To date, five members of the board have resigned over the decision and most of the skilled singers have left the choir. In its public statement, the only reason given by the board was "current financial restraints".

When Mr Stopford was appointed in 2003, the board decided to give him substantial duties additional to those of his predecessors, who were mostly part-timers. As a result, Mr Stopford's appointment was full-time and the title of the post was changed from 'organist' to 'director of music'.

The post of a cathedral organist calls for a musician of the highest calibre who is familiar with, and skilled in, the canon of cathedral music which stretches from the works of the 16th century down to those of living composers.

Thus, when the board disposed of the services of Mr Stopford it deprived the cathedral of a superb musician and proceeded to advertise for his successor in the following terms: 'Belfast Cathedral - ordained colleague required with strengths in one or more of choral music, youth pastoral etc.'

So, competence in choral music is not even an essential requirement of a candidate for the post. With these requirements I compare Mr Stopford's qualifications: MA in Music at Keble College Oxford, organ scholar at both Canterbury and Truro cathedrals, assistant organist (ARCO) and budding national composer of sacred music.

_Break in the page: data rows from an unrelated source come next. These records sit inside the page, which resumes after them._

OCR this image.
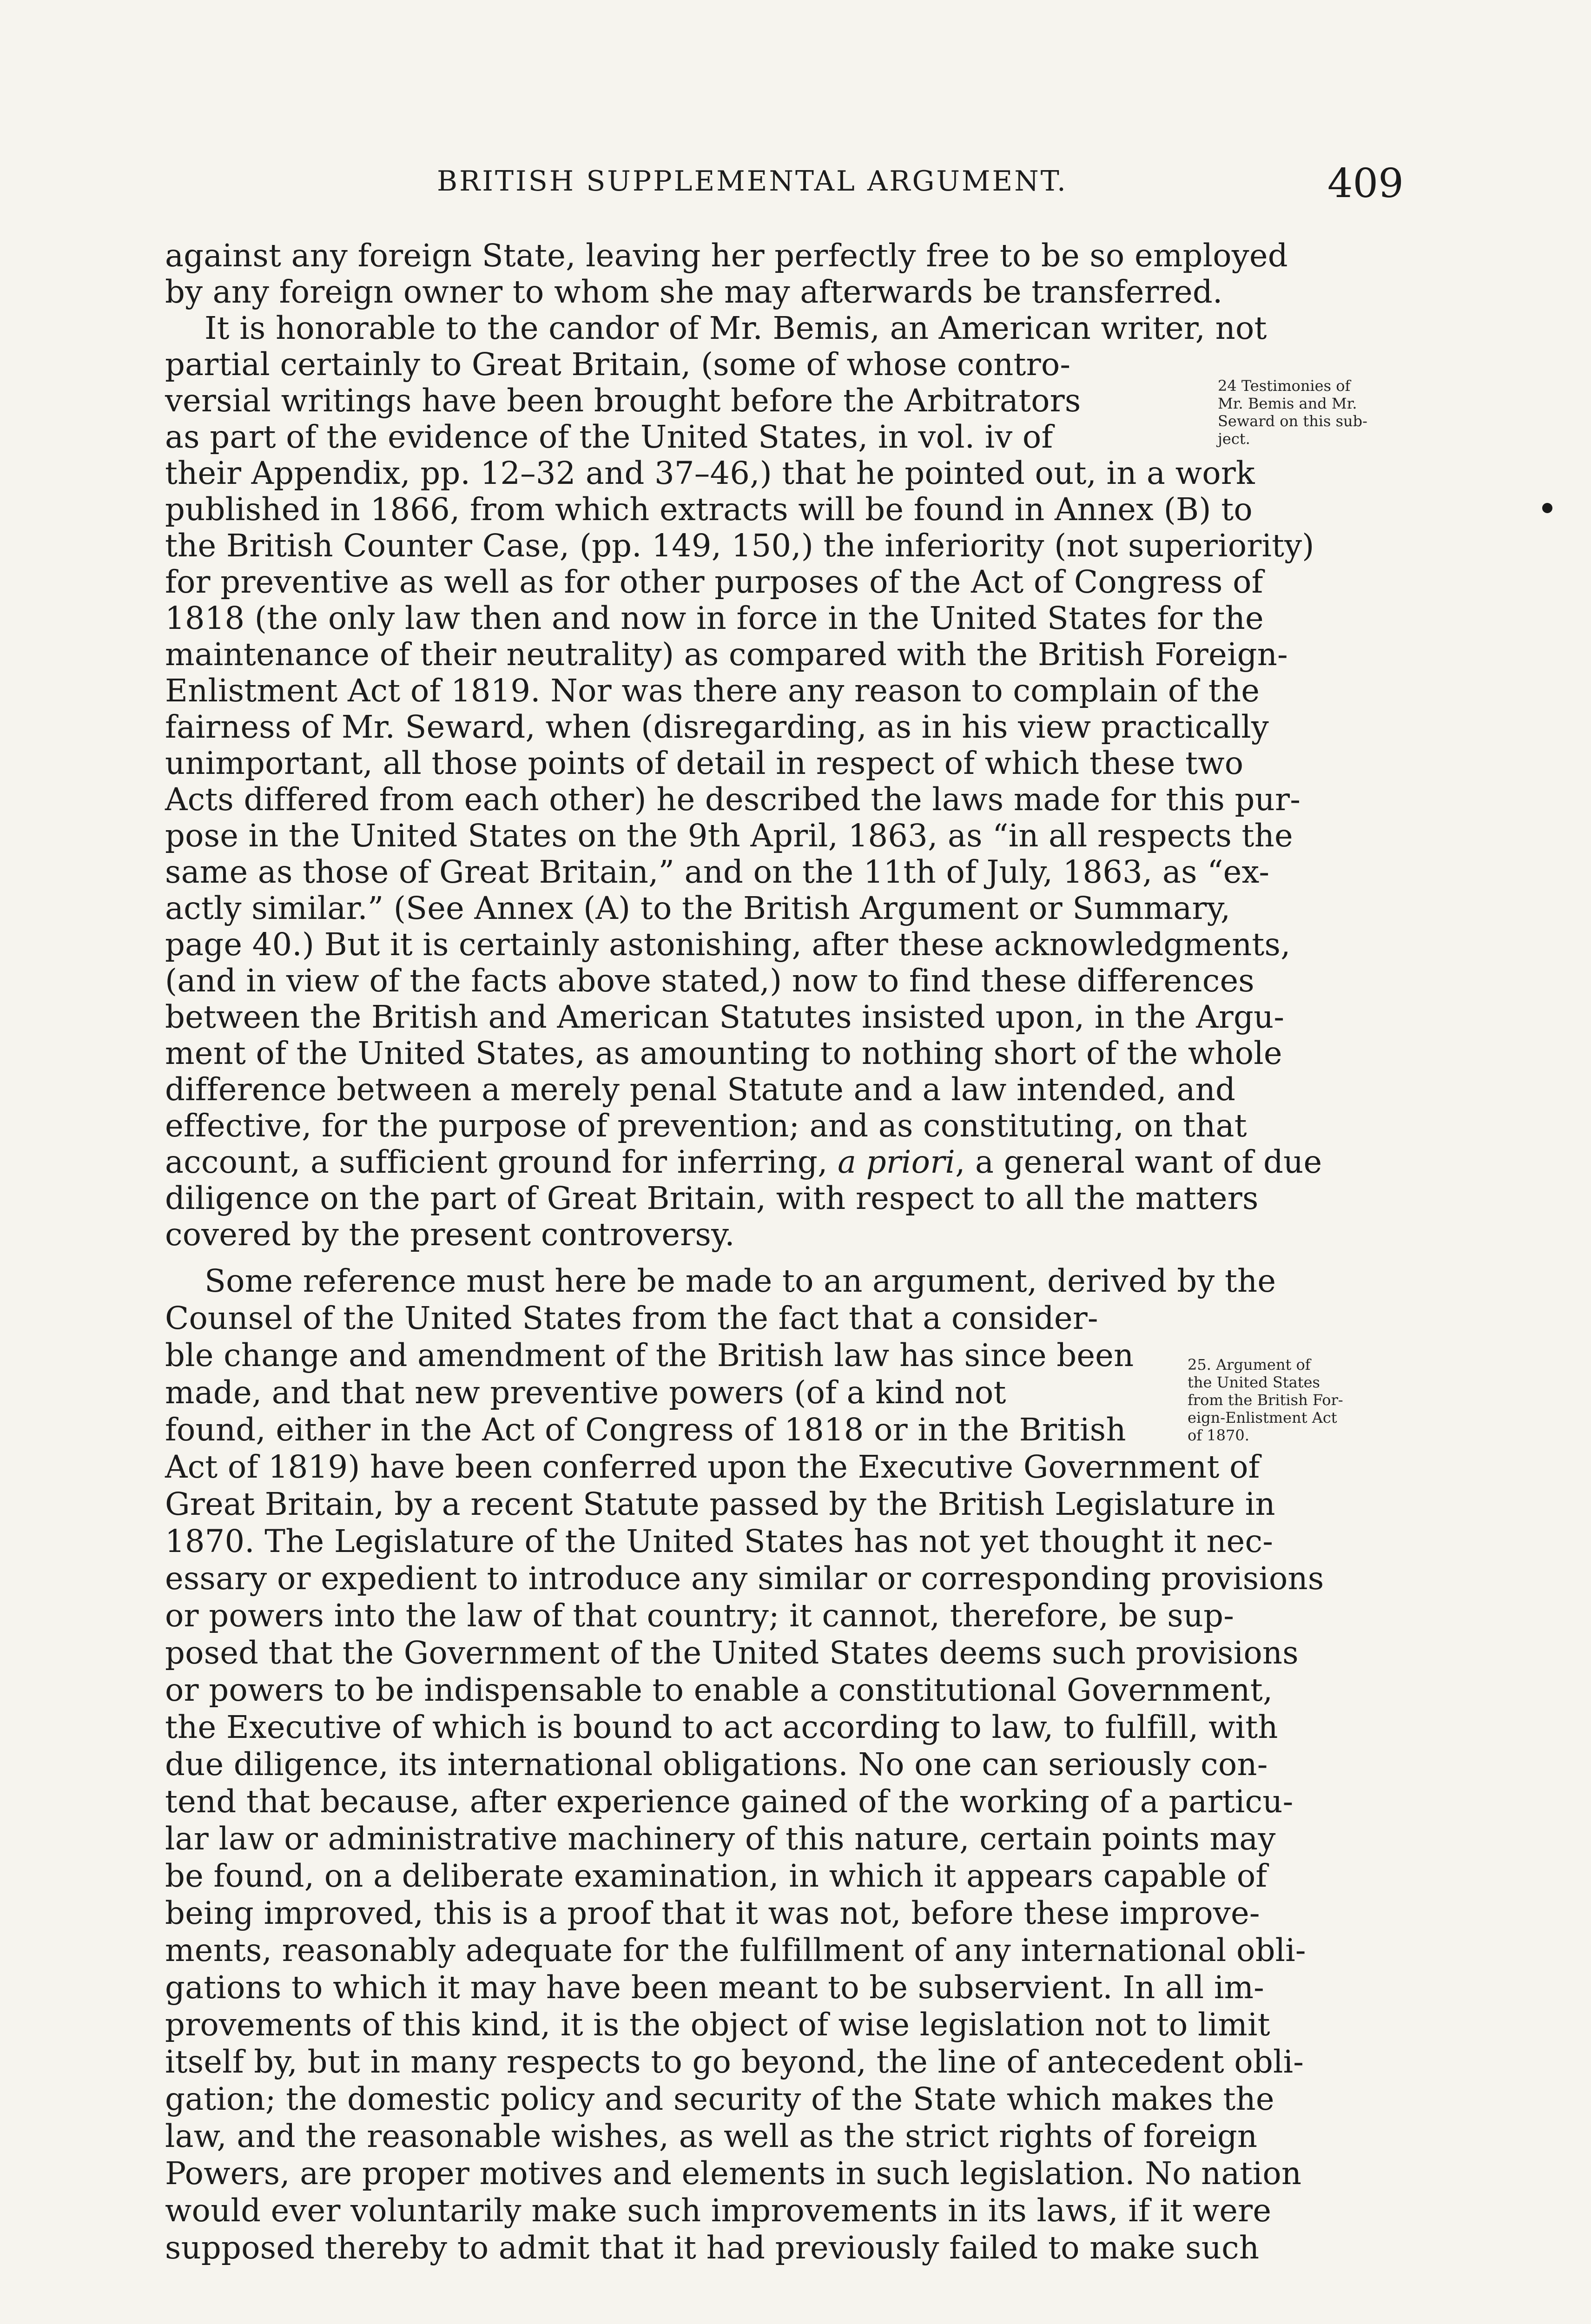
BRITISH SUPPLEMENTAL ARGUMENT.	409
against any foreign State, leaving her perfectly free to be so employed
by any foreign owner to whom she may afterwards be transferred.
It is honorable to the candor of Mr. Bemis, an American writer, not
partial certainly to Great Britain, (some of whose contro-
versial writings have been brought before the Arbitrators
as part of the evidence of the United States, in vol. iv of
their Appendix, pp. 12–32 and 37–46,) that he pointed out, in a work
published in 1866, from which extracts will be found in Annex (B) to
the British Counter Case, (pp. 149, 150,) the inferiority (not superiority)
for preventive as well as for other purposes of the Act of Congress of
1818 (the only law then and now in force in the United States for the
maintenance of their neutrality) as compared with the British Foreign-
Enlistment Act of 1819. Nor was there any reason to complain of the
fairness of Mr. Seward, when (disregarding, as in his view practically
unimportant, all those points of detail in respect of which these two
Acts differed from each other) he described the laws made for this pur-
pose in the United States on the 9th April, 1863, as “in all respects the
same as those of Great Britain,” and on the 11th of July, 1863, as “ex-
actly similar.” (See Annex (A) to the British Argument or Summary,
page 40.) But it is certainly astonishing, after these acknowledgments,
(and in view of the facts above stated,) now to find these differences
between the British and American Statutes insisted upon, in the Argu-
ment of the United States, as amounting to nothing short of the whole
difference between a merely penal Statute and a law intended, and
effective, for the purpose of prevention; and as constituting, on that
account, a sufficient ground for inferring, a priori, a general want of due
diligence on the part of Great Britain, with respect to all the matters
covered by the present controversy.
Some reference must here be made to an argument, derived by the
Counsel of the United States from the fact that a consider-
ble change and amendment of the British law has since been
made, and that new preventive powers (of a kind not
found, either in the Act of Congress of 1818 or in the British
Act of 1819) have been conferred upon the Executive Government of
Great Britain, by a recent Statute passed by the British Legislature in
1870. The Legislature of the United States has not yet thought it nec-
essary or expedient to introduce any similar or corresponding provisions
or powers into the law of that country; it cannot, therefore, be sup-
posed that the Government of the United States deems such provisions
or powers to be indispensable to enable a constitutional Government,
the Executive of which is bound to act according to law, to fulfill, with
due diligence, its international obligations. No one can seriously con-
tend that because, after experience gained of the working of a particu-
lar law or administrative machinery of this nature, certain points may
be found, on a deliberate examination, in which it appears capable of
being improved, this is a proof that it was not, before these improve-
ments, reasonably adequate for the fulfillment of any international obli-
gations to which it may have been meant to be subservient. In all im-
provements of this kind, it is the object of wise legislation not to limit
itself by, but in many respects to go beyond, the line of antecedent obli-
gation; the domestic policy and security of the State which makes the
law, and the reasonable wishes, as well as the strict rights of foreign
Powers, are proper motives and elements in such legislation. No nation
would ever voluntarily make such improvements in its laws, if it were
supposed thereby to admit that it had previously failed to make such
24 Testimonies of
Mr. Bemis and Mr.
Seward on this sub-
ject.
25. Argument of
the United States
from the British For-
eign-Enlistment Act
of 1870.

There is only one word for the board's action in this matter: Philistinism, of an extreme kind. If, as it says, the board was really worried about the cost of Mr Stopford, why did it not discuss with him the possibility of changing to a part-time appointment?

In its public statement, there is no mention of it having done this, or even contemplating such an obvious move. This appalling decision must be reversed. Unless it is, the great and glorious music heard in St Anne's for more than 100 years will be heard no more.

I urge music-lovers who agree with my views to make the strongest possible representations to the board.